UK & World News
Miliband Wants 'Public Question Time' For PM
Labour leader Ed Miliband has said he will give ordinary people the chance to directly question him if he becomes prime minister at the next General Election.
Mr Miliband says he has discussed the idea of a public question time with the Speaker of the House of Commons as part of plans to try and reform the much-criticised Prime Minister's Questions.
A petition recently launched by parenting forum Mumsnet calling for changes to PMQs has gained more than 60,000 signatures.
Inviting public critics to directly confront the country's political leader in Parliament would help re-engage citizens, Mr Miliband said.
"I think what we need is a public question time, where regularly the prime minister submits himself or herself to questioning from members of the public in the Palace of Westminster on Wednesdays," he told BBC1's Andrew Marr Show.
"Why is that important? Because I want to let the public in to our politics.
"At the moment there is the glass that separates the public in the gallery from the House of Commons, but there is a gulf miles wide between the kind of politics people want and what Prime Minister's Questions offers."
Mr Miliband praised Deputy Prime Minister Nick Clegg's decision to take part in a weekly radio phone-in and said he would take part in more himself.
But he said his public session might not take place every week, and insisted those invited "would not just be cheerleading Labour supporters".
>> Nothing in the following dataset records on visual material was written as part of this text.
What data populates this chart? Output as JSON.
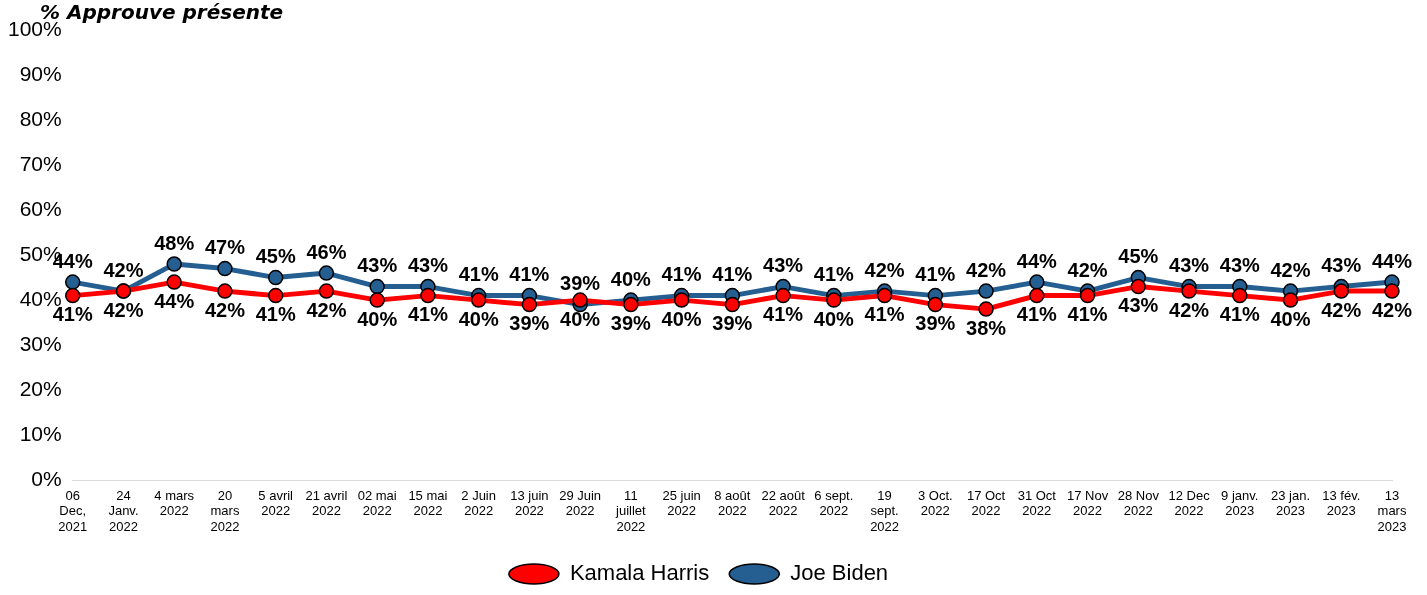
{
  "chart_data": {
    "type": "line",
    "title": "% Approuve présente",
    "categories": [
      "06 Dec, 2021",
      "24 Janv. 2022",
      "4 mars 2022",
      "20 mars 2022",
      "5 avril 2022",
      "21 avril 2022",
      "02 mai 2022",
      "15 mai 2022",
      "2 Juin 2022",
      "13 juin 2022",
      "29 Juin 2022",
      "11 juillet 2022",
      "25 juin 2022",
      "8 août 2022",
      "22 août 2022",
      "6 sept. 2022",
      "19 sept. 2022",
      "3 Oct. 2022",
      "17 Oct 2022",
      "31 Oct 2022",
      "17 Nov 2022",
      "28 Nov 2022",
      "12 Dec 2022",
      "9 janv. 2023",
      "23 jan. 2023",
      "13 fév. 2023",
      "13 mars 2023"
    ],
    "series": [
      {
        "name": "Kamala Harris",
        "color": "#ff0000",
        "values": [
          41,
          42,
          44,
          42,
          41,
          42,
          40,
          41,
          40,
          39,
          40,
          39,
          40,
          39,
          41,
          40,
          41,
          39,
          38,
          41,
          41,
          43,
          42,
          41,
          40,
          42,
          42
        ],
        "value_labels": [
          "41%",
          "42%",
          "44%",
          "42%",
          "41%",
          "42%",
          "40%",
          "41%",
          "40%",
          "39%",
          "40%",
          "39%",
          "40%",
          "39%",
          "41%",
          "40%",
          "41%",
          "39%",
          "38%",
          "41%",
          "41%",
          "43%",
          "42%",
          "41%",
          "40%",
          "42%",
          "42%"
        ]
      },
      {
        "name": "Joe Biden",
        "color": "#255e91",
        "values": [
          44,
          42,
          48,
          47,
          45,
          46,
          43,
          43,
          41,
          41,
          39,
          40,
          41,
          41,
          43,
          41,
          42,
          41,
          42,
          44,
          42,
          45,
          43,
          43,
          42,
          43,
          44
        ],
        "value_labels": [
          "44%",
          "42%",
          "48%",
          "47%",
          "45%",
          "46%",
          "43%",
          "43%",
          "41%",
          "41%",
          "39%",
          "40%",
          "41%",
          "41%",
          "43%",
          "41%",
          "42%",
          "41%",
          "42%",
          "44%",
          "42%",
          "45%",
          "43%",
          "43%",
          "42%",
          "43%",
          "44%"
        ]
      }
    ],
    "ylim": [
      0,
      100
    ],
    "yticks": [
      {
        "value": 0,
        "label": "0%"
      },
      {
        "value": 10,
        "label": "10%"
      },
      {
        "value": 20,
        "label": "20%"
      },
      {
        "value": 30,
        "label": "30%"
      },
      {
        "value": 40,
        "label": "40%"
      },
      {
        "value": 50,
        "label": "50%"
      },
      {
        "value": 60,
        "label": "60%"
      },
      {
        "value": 70,
        "label": "70%"
      },
      {
        "value": 80,
        "label": "80%"
      },
      {
        "value": 90,
        "label": "90%"
      },
      {
        "value": 100,
        "label": "100%"
      }
    ],
    "grid": false,
    "legend": "bottom",
    "marker": "circle",
    "line_style": "solid"
  }
}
Mr Miliband, who said voters "deserved a better debate", suggested the initiative was part of a fightback against critics of his leadership and "geeky" appearance and not a "gimmick".
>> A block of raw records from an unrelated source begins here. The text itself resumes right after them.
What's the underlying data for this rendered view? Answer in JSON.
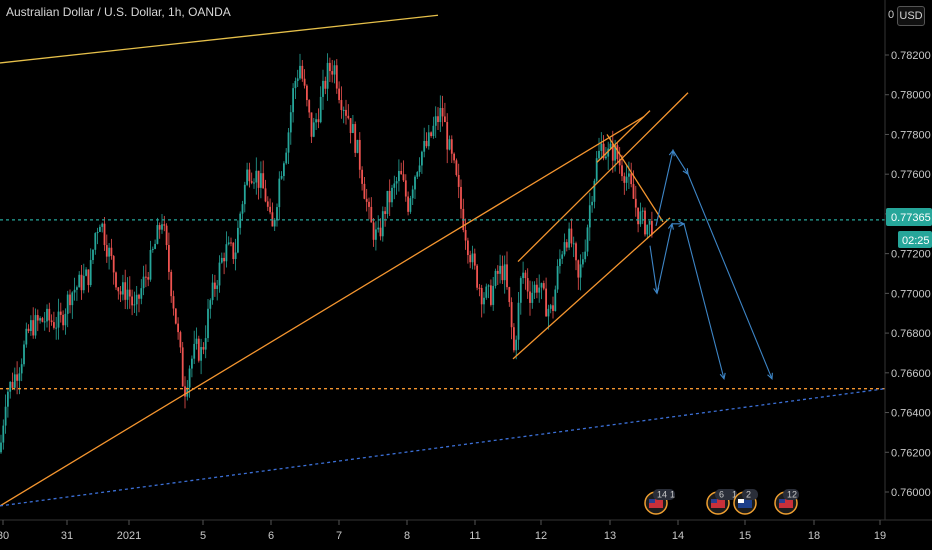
{
  "header": {
    "title": "Australian Dollar / U.S. Dollar, 1h, OANDA",
    "currency": "USD"
  },
  "price_axis": {
    "current_price": "0.77365",
    "countdown": "02:25",
    "current_color": "#26a69a",
    "top_clip": "0"
  },
  "event_markers": [
    {
      "count": "14",
      "flag": "us-flag-icon",
      "index_label": "1"
    },
    {
      "count": "6",
      "flag": "us-flag-icon",
      "index_label": "1"
    },
    {
      "count": "2",
      "flag": "au-flag-icon",
      "index_label": ""
    },
    {
      "count": "12",
      "flag": "us-flag-icon",
      "index_label": ""
    }
  ],
  "chart_data": {
    "type": "candlestick",
    "title": "Australian Dollar / U.S. Dollar, 1h, OANDA",
    "y_ticks": [
      "0.78200",
      "0.78000",
      "0.77800",
      "0.77600",
      "0.77400",
      "0.77200",
      "0.77000",
      "0.76800",
      "0.76600",
      "0.76400",
      "0.76200",
      "0.76000"
    ],
    "x_ticks": [
      "30",
      "31",
      "2021",
      "5",
      "6",
      "7",
      "8",
      "11",
      "12",
      "13",
      "14",
      "15",
      "18",
      "19"
    ],
    "ylim": [
      0.7593,
      0.783
    ],
    "up_color": "#26a69a",
    "down_color": "#ef5350",
    "price_path": [
      [
        0,
        0.762
      ],
      [
        6,
        0.765
      ],
      [
        12,
        0.7655
      ],
      [
        20,
        0.7665
      ],
      [
        30,
        0.7683
      ],
      [
        45,
        0.7687
      ],
      [
        60,
        0.7685
      ],
      [
        70,
        0.77
      ],
      [
        80,
        0.7705
      ],
      [
        90,
        0.771
      ],
      [
        95,
        0.773
      ],
      [
        100,
        0.7738
      ],
      [
        108,
        0.7722
      ],
      [
        115,
        0.771
      ],
      [
        120,
        0.77
      ],
      [
        128,
        0.7702
      ],
      [
        135,
        0.769
      ],
      [
        140,
        0.77
      ],
      [
        150,
        0.7715
      ],
      [
        158,
        0.773
      ],
      [
        162,
        0.7738
      ],
      [
        168,
        0.7715
      ],
      [
        175,
        0.769
      ],
      [
        180,
        0.767
      ],
      [
        184,
        0.765
      ],
      [
        190,
        0.7665
      ],
      [
        196,
        0.7672
      ],
      [
        202,
        0.767
      ],
      [
        210,
        0.7695
      ],
      [
        218,
        0.771
      ],
      [
        225,
        0.7722
      ],
      [
        235,
        0.772
      ],
      [
        240,
        0.774
      ],
      [
        248,
        0.7763
      ],
      [
        256,
        0.776
      ],
      [
        265,
        0.775
      ],
      [
        272,
        0.773
      ],
      [
        280,
        0.776
      ],
      [
        288,
        0.778
      ],
      [
        294,
        0.7805
      ],
      [
        300,
        0.7815
      ],
      [
        305,
        0.78
      ],
      [
        312,
        0.778
      ],
      [
        320,
        0.7795
      ],
      [
        328,
        0.7812
      ],
      [
        334,
        0.7815
      ],
      [
        340,
        0.78
      ],
      [
        348,
        0.779
      ],
      [
        356,
        0.7775
      ],
      [
        362,
        0.776
      ],
      [
        370,
        0.7735
      ],
      [
        378,
        0.7727
      ],
      [
        386,
        0.7745
      ],
      [
        392,
        0.775
      ],
      [
        400,
        0.776
      ],
      [
        408,
        0.7745
      ],
      [
        412,
        0.7755
      ],
      [
        420,
        0.777
      ],
      [
        428,
        0.7775
      ],
      [
        435,
        0.7785
      ],
      [
        442,
        0.7792
      ],
      [
        448,
        0.7775
      ],
      [
        455,
        0.776
      ],
      [
        462,
        0.774
      ],
      [
        468,
        0.7725
      ],
      [
        474,
        0.7712
      ],
      [
        482,
        0.77
      ],
      [
        490,
        0.7698
      ],
      [
        498,
        0.771
      ],
      [
        504,
        0.7712
      ],
      [
        510,
        0.769
      ],
      [
        514,
        0.767
      ],
      [
        518,
        0.769
      ],
      [
        522,
        0.7712
      ],
      [
        530,
        0.77
      ],
      [
        538,
        0.7705
      ],
      [
        545,
        0.7695
      ],
      [
        552,
        0.769
      ],
      [
        558,
        0.7712
      ],
      [
        565,
        0.773
      ],
      [
        572,
        0.7725
      ],
      [
        578,
        0.7705
      ],
      [
        585,
        0.7725
      ],
      [
        590,
        0.7745
      ],
      [
        596,
        0.7765
      ],
      [
        602,
        0.7775
      ],
      [
        608,
        0.777
      ],
      [
        614,
        0.7772
      ],
      [
        620,
        0.7765
      ],
      [
        626,
        0.776
      ],
      [
        632,
        0.775
      ],
      [
        638,
        0.774
      ],
      [
        644,
        0.7735
      ],
      [
        650,
        0.7734
      ],
      [
        654,
        0.7736
      ]
    ],
    "lines": [
      {
        "name": "upper-trendline",
        "color": "#e6c04a",
        "dashed": false,
        "points": [
          [
            0,
            0.7816
          ],
          [
            438,
            0.784
          ]
        ]
      },
      {
        "name": "long-support-trendline",
        "color": "#f4952f",
        "dashed": false,
        "points": [
          [
            0,
            0.7593
          ],
          [
            644,
            0.7789
          ]
        ]
      },
      {
        "name": "channel-lower",
        "color": "#f4952f",
        "dashed": false,
        "points": [
          [
            513,
            0.7667
          ],
          [
            670,
            0.7738
          ]
        ]
      },
      {
        "name": "channel-upper",
        "color": "#f4952f",
        "dashed": false,
        "points": [
          [
            518,
            0.7716
          ],
          [
            688,
            0.7801
          ]
        ]
      },
      {
        "name": "wedge-upper",
        "color": "#f4952f",
        "dashed": false,
        "points": [
          [
            597,
            0.7766
          ],
          [
            650,
            0.7792
          ]
        ]
      },
      {
        "name": "wedge-lower",
        "color": "#f4952f",
        "dashed": false,
        "points": [
          [
            607,
            0.778
          ],
          [
            663,
            0.7736
          ]
        ]
      },
      {
        "name": "horizontal-support",
        "color": "#f4952f",
        "dashed": true,
        "points": [
          [
            0,
            0.7652
          ],
          [
            885,
            0.7652
          ]
        ]
      },
      {
        "name": "blue-dotted-trendline",
        "color": "#3b6fd6",
        "dashed": true,
        "points": [
          [
            0,
            0.7593
          ],
          [
            885,
            0.7652
          ]
        ]
      },
      {
        "name": "current-price-line",
        "color": "#26a69a",
        "dashed": true,
        "points": [
          [
            0,
            0.7737
          ],
          [
            885,
            0.7737
          ]
        ]
      }
    ],
    "projection_paths": [
      {
        "name": "projection-a",
        "color": "#3d85c6",
        "points": [
          [
            650,
            0.7724
          ],
          [
            657,
            0.77
          ],
          [
            672,
            0.7735
          ],
          [
            684,
            0.7735
          ],
          [
            724,
            0.7657
          ]
        ]
      },
      {
        "name": "projection-b",
        "color": "#3d85c6",
        "points": [
          [
            656,
            0.7734
          ],
          [
            673,
            0.7772
          ],
          [
            688,
            0.776
          ],
          [
            772,
            0.7657
          ]
        ]
      }
    ]
  }
}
"It is serious. I want to find ways to change our political culture. It's not just about photo opps - that is a problem - it is deep and it goes well beyond that," Mr Miliband said.
Mr Miliband said he had spotted the potential benefit of regular interaction with the public when Mr Clegg announced his weekly phone-ins on LBC radio.
"He got a whole load of bile about it when he did it and I remember saying to people 'actually, it's good thing to do'," he said.
Labour said the sessions would happen at least once a fortnight and possibly weekly, if they were approved by the Speaker, John Bercow.
A spokesman said questioners "would be chosen by a method to ensure a wide representation of the country and political backgrounds".
Prime Minister David Cameron held regular "Cameron Direct" meetings in town halls and other venues outside Westminster as opposition leader and has continued them, less regularly, in office.
Mr Bercow's office said it would examine any proposals submitted by Mr Miliband - which it said echoed similar reforms already submitted to a review.
A Number 10 spokesperson said: "The Prime Minister is open to new ways of engaging with the public.
"He already holds regular PM Directs, where he takes questions from members of the public in towns and cities across the country."